Butter plant managers were securing cream at holiday-level prices early in the week as questions arose as to whether cream would be available. Contacts said some plants would be near capacity heading into the weekend, so churns may be busier than expected into the following week. Demand tones are "steadily hearty," says DMN, and contacts expect that to remain into mid-December, if not further.
Cream availability was mixed in the West, though contacts said enough is available to meet current needs. Demand for cream is strong throughout the region, though some loads were reportedly facing delays due to the continuing shortage of truck drivers. Retail butter demand is trending upwards as consumers prepare for the holidays. Food service demand is steady and contacts report strong purchasing for export. Spot butter availability is tight.

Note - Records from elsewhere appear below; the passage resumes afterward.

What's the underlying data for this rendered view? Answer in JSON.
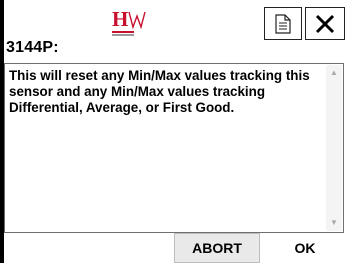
{
  "header": {
    "logo_text": "HW",
    "sensor_id": "3144P:"
  },
  "toolbar": {
    "document_icon": "document-icon",
    "close_icon": "close-icon"
  },
  "message": {
    "text": "This will reset any Min/Max values tracking this sensor and any Min/Max values tracking Differential, Average, or First Good."
  },
  "buttons": {
    "abort_label": "ABORT",
    "ok_label": "OK"
  },
  "colors": {
    "logo_red": "#c8102e",
    "logo_gray": "#9a9a9a",
    "abort_bg": "#e9e9e9",
    "text": "#000000"
  }
}
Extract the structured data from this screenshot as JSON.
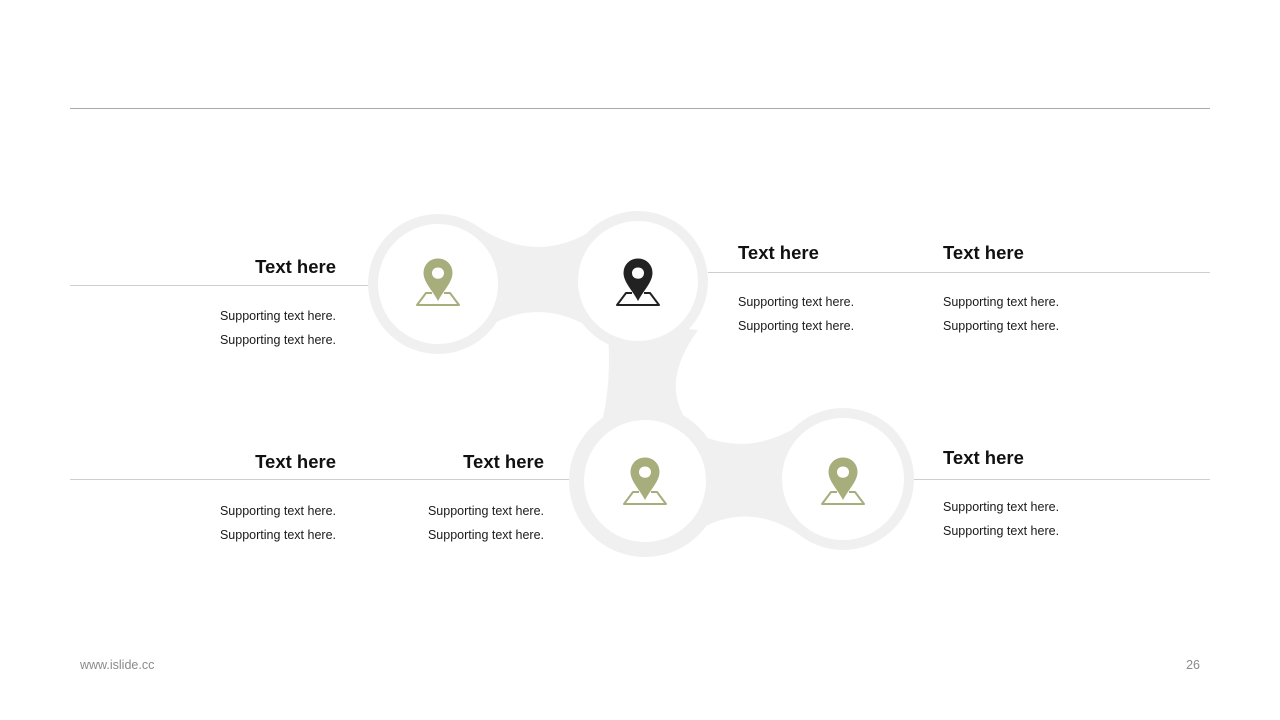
{
  "colors": {
    "accent": "#a7ad7b",
    "highlight": "#222222",
    "ring": "#f0f0f0",
    "rule": "#a9a9a9",
    "divider": "#cfcfcf"
  },
  "nodes": [
    {
      "icon": "map-pin-icon",
      "highlighted": false
    },
    {
      "icon": "map-pin-icon",
      "highlighted": true
    },
    {
      "icon": "map-pin-icon",
      "highlighted": false
    },
    {
      "icon": "map-pin-icon",
      "highlighted": false
    }
  ],
  "blocks": [
    {
      "heading": "Text here",
      "lines": [
        "Supporting  text here.",
        "Supporting  text here."
      ]
    },
    {
      "heading": "Text here",
      "lines": [
        "Supporting  text here.",
        "Supporting  text here."
      ]
    },
    {
      "heading": "Text here",
      "lines": [
        "Supporting  text here.",
        "Supporting  text here."
      ]
    },
    {
      "heading": "Text here",
      "lines": [
        "Supporting  text here.",
        "Supporting  text here."
      ]
    },
    {
      "heading": "Text here",
      "lines": [
        "Supporting  text here.",
        "Supporting  text here."
      ]
    },
    {
      "heading": "Text here",
      "lines": [
        "Supporting  text here.",
        "Supporting  text here."
      ]
    }
  ],
  "footer": {
    "url": "www.islide.cc",
    "page": "26"
  }
}
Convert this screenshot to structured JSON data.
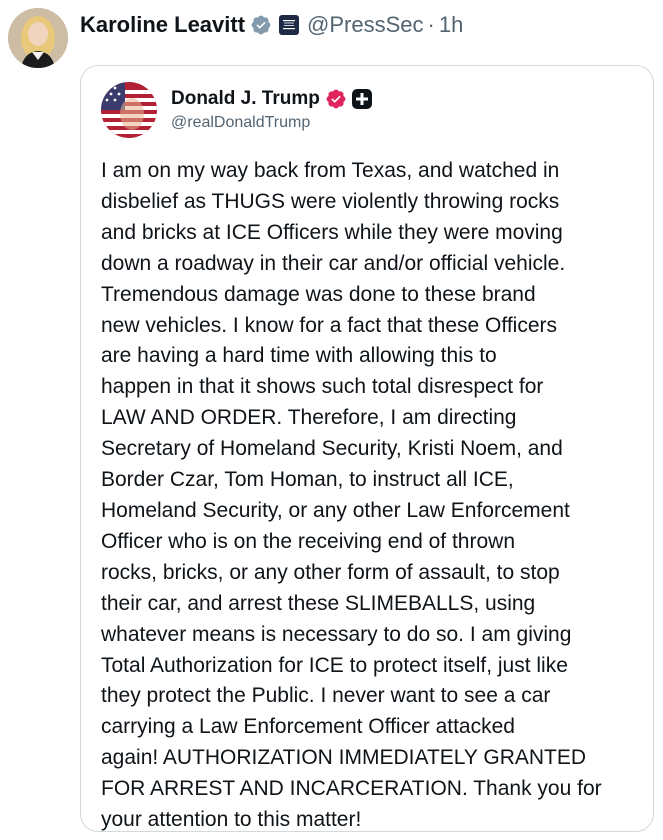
{
  "post": {
    "author_name": "Karoline Leavitt",
    "author_handle": "@PressSec",
    "separator": "·",
    "timestamp": "1h",
    "avatar_icon": "person-photo-avatar",
    "verified_icon": "verified-checkmark-icon",
    "affiliation_icon": "white-house-badge-icon"
  },
  "quoted_post": {
    "author_name": "Donald J. Trump",
    "author_handle": "@realDonaldTrump",
    "avatar_icon": "american-flag-portrait-avatar",
    "verified_icon": "verified-checkmark-icon",
    "plus_icon": "plus-square-icon",
    "body_lines": [
      "I am on my way back from Texas, and watched in",
      "disbelief as THUGS were violently throwing rocks",
      "and bricks at ICE Officers while they were moving",
      "down a roadway in their car and/or official vehicle.",
      "Tremendous damage was done to these brand",
      "new vehicles. I know for a fact that these Officers",
      "are having a hard time with allowing this to",
      "happen in that it shows such total disrespect for",
      "LAW AND ORDER. Therefore, I am directing",
      "Secretary of Homeland Security, Kristi Noem, and",
      "Border Czar, Tom Homan, to instruct all ICE,",
      "Homeland Security, or any other Law Enforcement",
      "Officer who is on the receiving end of thrown",
      "rocks, bricks, or any other form of assault, to stop",
      "their car, and arrest these SLIMEBALLS, using",
      "whatever means is necessary to do so. I am giving",
      "Total Authorization for ICE to protect itself, just like",
      "they protect the Public. I never want to see a car",
      "carrying a Law Enforcement Officer attacked",
      "again! AUTHORIZATION IMMEDIATELY GRANTED",
      "FOR ARREST AND INCARCERATION. Thank you for",
      "your attention to this matter!"
    ]
  },
  "colors": {
    "text_primary": "#0f1419",
    "text_secondary": "#536471",
    "verified_gray": "#829aab",
    "verified_pink": "#e0245e",
    "card_border": "#cfd9de"
  }
}
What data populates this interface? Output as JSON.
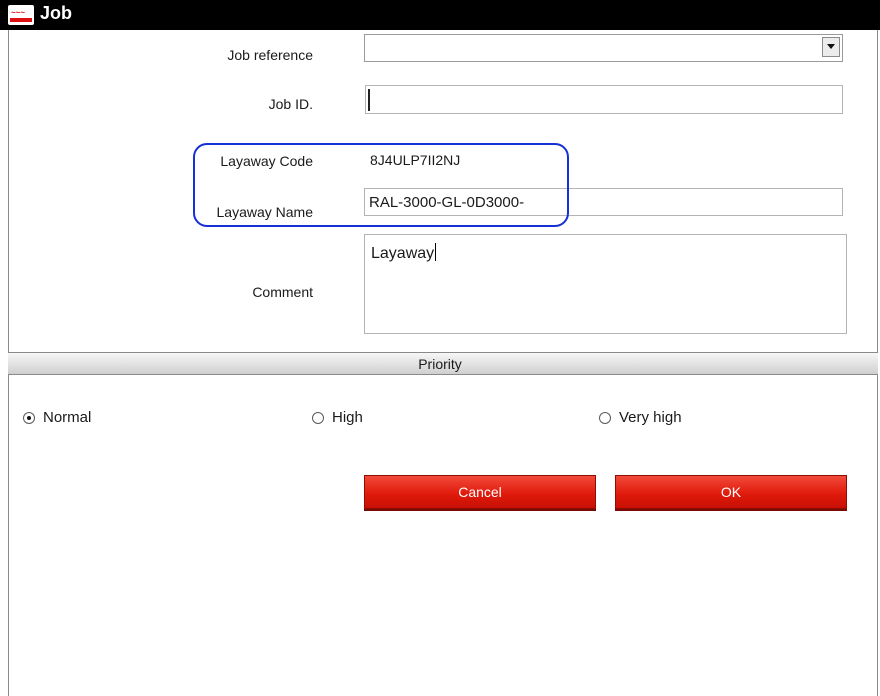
{
  "window": {
    "title": "Job",
    "icon": "app-logo-icon"
  },
  "form": {
    "job_reference": {
      "label": "Job reference",
      "value": ""
    },
    "job_id": {
      "label": "Job ID.",
      "value": ""
    },
    "layaway_code": {
      "label": "Layaway Code",
      "value": "8J4ULP7II2NJ"
    },
    "layaway_name": {
      "label": "Layaway Name",
      "value": "RAL-3000-GL-0D3000-"
    },
    "comment": {
      "label": "Comment",
      "value": "Layaway"
    }
  },
  "priority": {
    "title": "Priority",
    "options": [
      {
        "label": "Normal",
        "selected": true
      },
      {
        "label": "High",
        "selected": false
      },
      {
        "label": "Very high",
        "selected": false
      }
    ]
  },
  "buttons": {
    "cancel": "Cancel",
    "ok": "OK"
  },
  "colors": {
    "title_bar": "#000000",
    "button_red": "#e01b0c",
    "highlight_outline": "#1630d8"
  }
}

Delayed deliveries of production supplies and labor shortages are causing some butter makers to run below capacity, according to DMN.
Grade A nonfat dry milk closed last Wednesday at $1.5625 per pound, up .75 cents on the week and 46.75 cents above a year ago, with seven sales reported.

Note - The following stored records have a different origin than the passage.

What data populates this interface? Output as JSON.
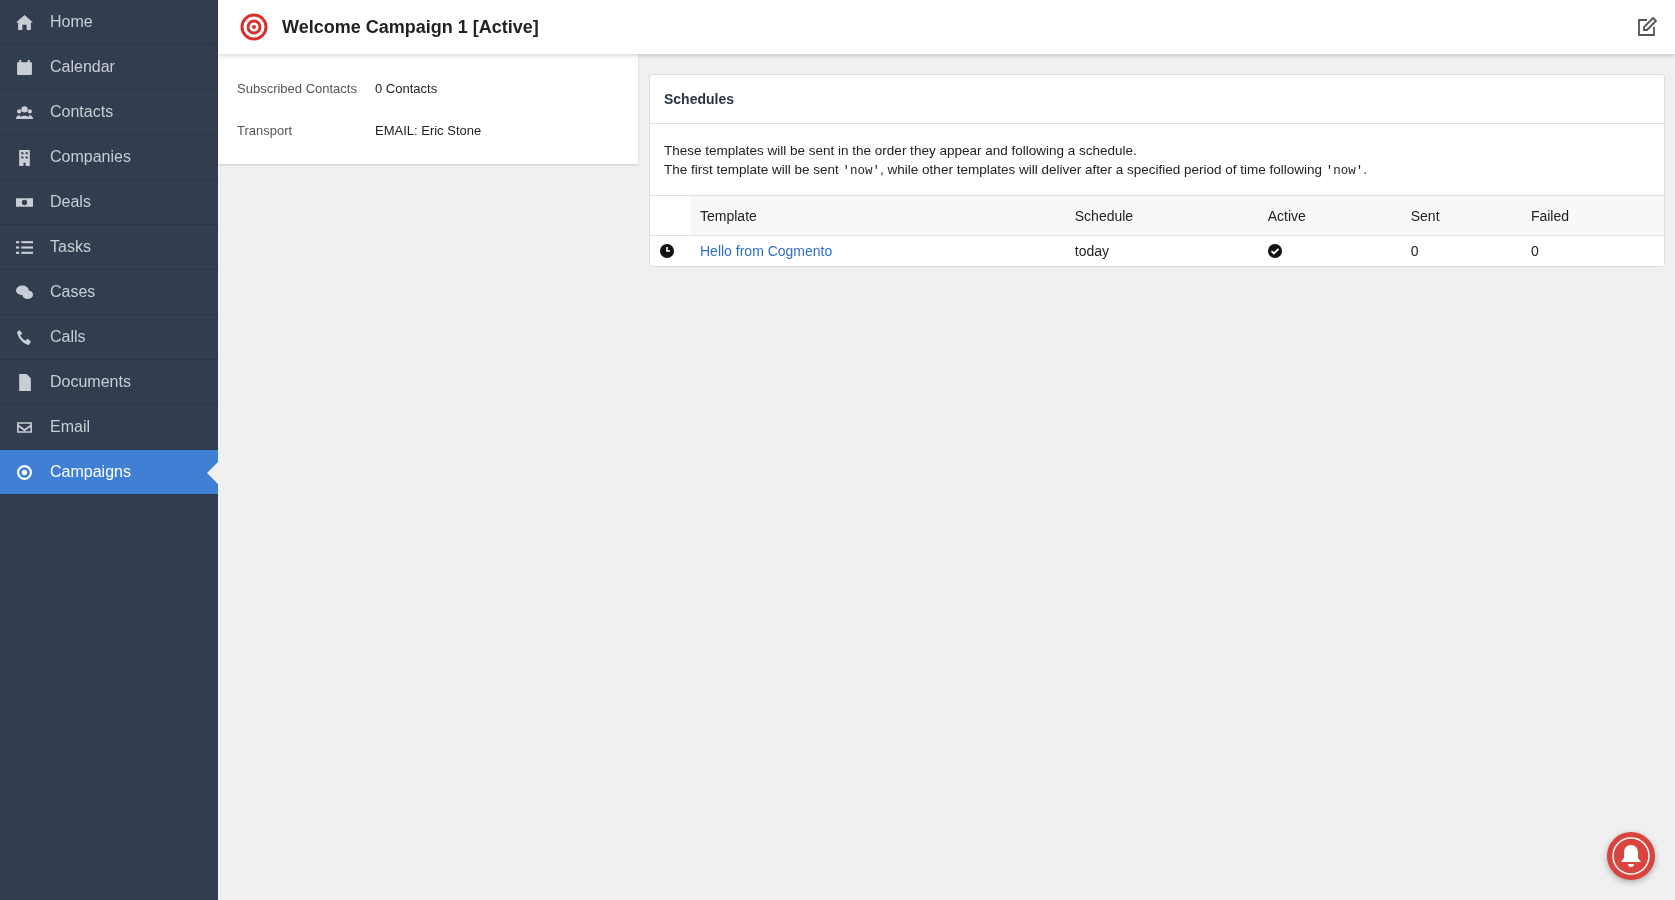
{
  "sidebar": {
    "items": [
      {
        "label": "Home",
        "selected": false
      },
      {
        "label": "Calendar",
        "selected": false
      },
      {
        "label": "Contacts",
        "selected": false
      },
      {
        "label": "Companies",
        "selected": false
      },
      {
        "label": "Deals",
        "selected": false
      },
      {
        "label": "Tasks",
        "selected": false
      },
      {
        "label": "Cases",
        "selected": false
      },
      {
        "label": "Calls",
        "selected": false
      },
      {
        "label": "Documents",
        "selected": false
      },
      {
        "label": "Email",
        "selected": false
      },
      {
        "label": "Campaigns",
        "selected": true
      }
    ]
  },
  "header": {
    "title": "Welcome Campaign 1 [Active]"
  },
  "details": [
    {
      "label": "Subscribed Contacts",
      "value": "0 Contacts"
    },
    {
      "label": "Transport",
      "value": "EMAIL: Eric Stone"
    }
  ],
  "schedules": {
    "title": "Schedules",
    "paragraphs": [
      [
        {
          "kind": "text",
          "text": "These templates will be sent in the order they appear and following a schedule."
        }
      ],
      [
        {
          "kind": "text",
          "text": "The first template will be sent "
        },
        {
          "kind": "code",
          "text": "'now'"
        },
        {
          "kind": "text",
          "text": ", while other templates will deliver after a specified period of time following "
        },
        {
          "kind": "code",
          "text": "'now'"
        },
        {
          "kind": "text",
          "text": "."
        }
      ]
    ],
    "columns": [
      "Template",
      "Schedule",
      "Active",
      "Sent",
      "Failed"
    ],
    "rows": [
      {
        "template": "Hello from Cogmento",
        "schedule": "today",
        "active": true,
        "sent": "0",
        "failed": "0"
      }
    ]
  }
}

Weaker powder output from all three key global exporting regions coupled with persistent demand from many parts of the world is what is supporting prices, according to HighGround Dairy's analysis.
CME dry whey held at 70 cents per pound for five consecutive sessions, 27 cents above Thanksgiving Week a year ago, with only one sale reported.
In trade news, China's October import volumes were mixed and mostly below a year ago, according to HighGround Dairy, although China forward purchased its needs earlier.
Whole milk powder imports totaled 71.9 million pounds, down 10.4 percent from a year ago, though year to date imports are up 38.9 percent. HGD attributes the smaller purchase to less availability from New Zealand.
Skim milk powder totaled 72 million pounds, up 28.4 percent from a year ago, with YTD up 33.7 percent. HGD says the largest increase was from Sweden, followed by France and the U.S.
Whey product imports amounted to 110.1 million pounds, down 9.7 percent from 2020, but YTD imports are up 25.1 percent.
HGD says the data is measured against a strong prior year with volumes still well above the prior five-year average for this time of year. The U.S. held the strongest market share at 47 percent.
Butter imports totaled 11.7 million pounds, up 18.7 percent from a year ago, with YTD up 21.7 percent. Cheese imports, at 17.5 million pounds, were down 5.3 percent, but YTD is up 38.3 percent.
Dairy cow culling fell from the previous month and was below a year ago in October, according to USDA's latest Livestock Slaughter report. The data shows an estimated 256,200 head were sent to slaughter under federal inspection in October, down 8,400 from September and 2,800, or 1.1 percent, below October 2020. Culling in the 10-month period totaled 2.59 million head, up 32,600, or 1.3 percent, from a year ago.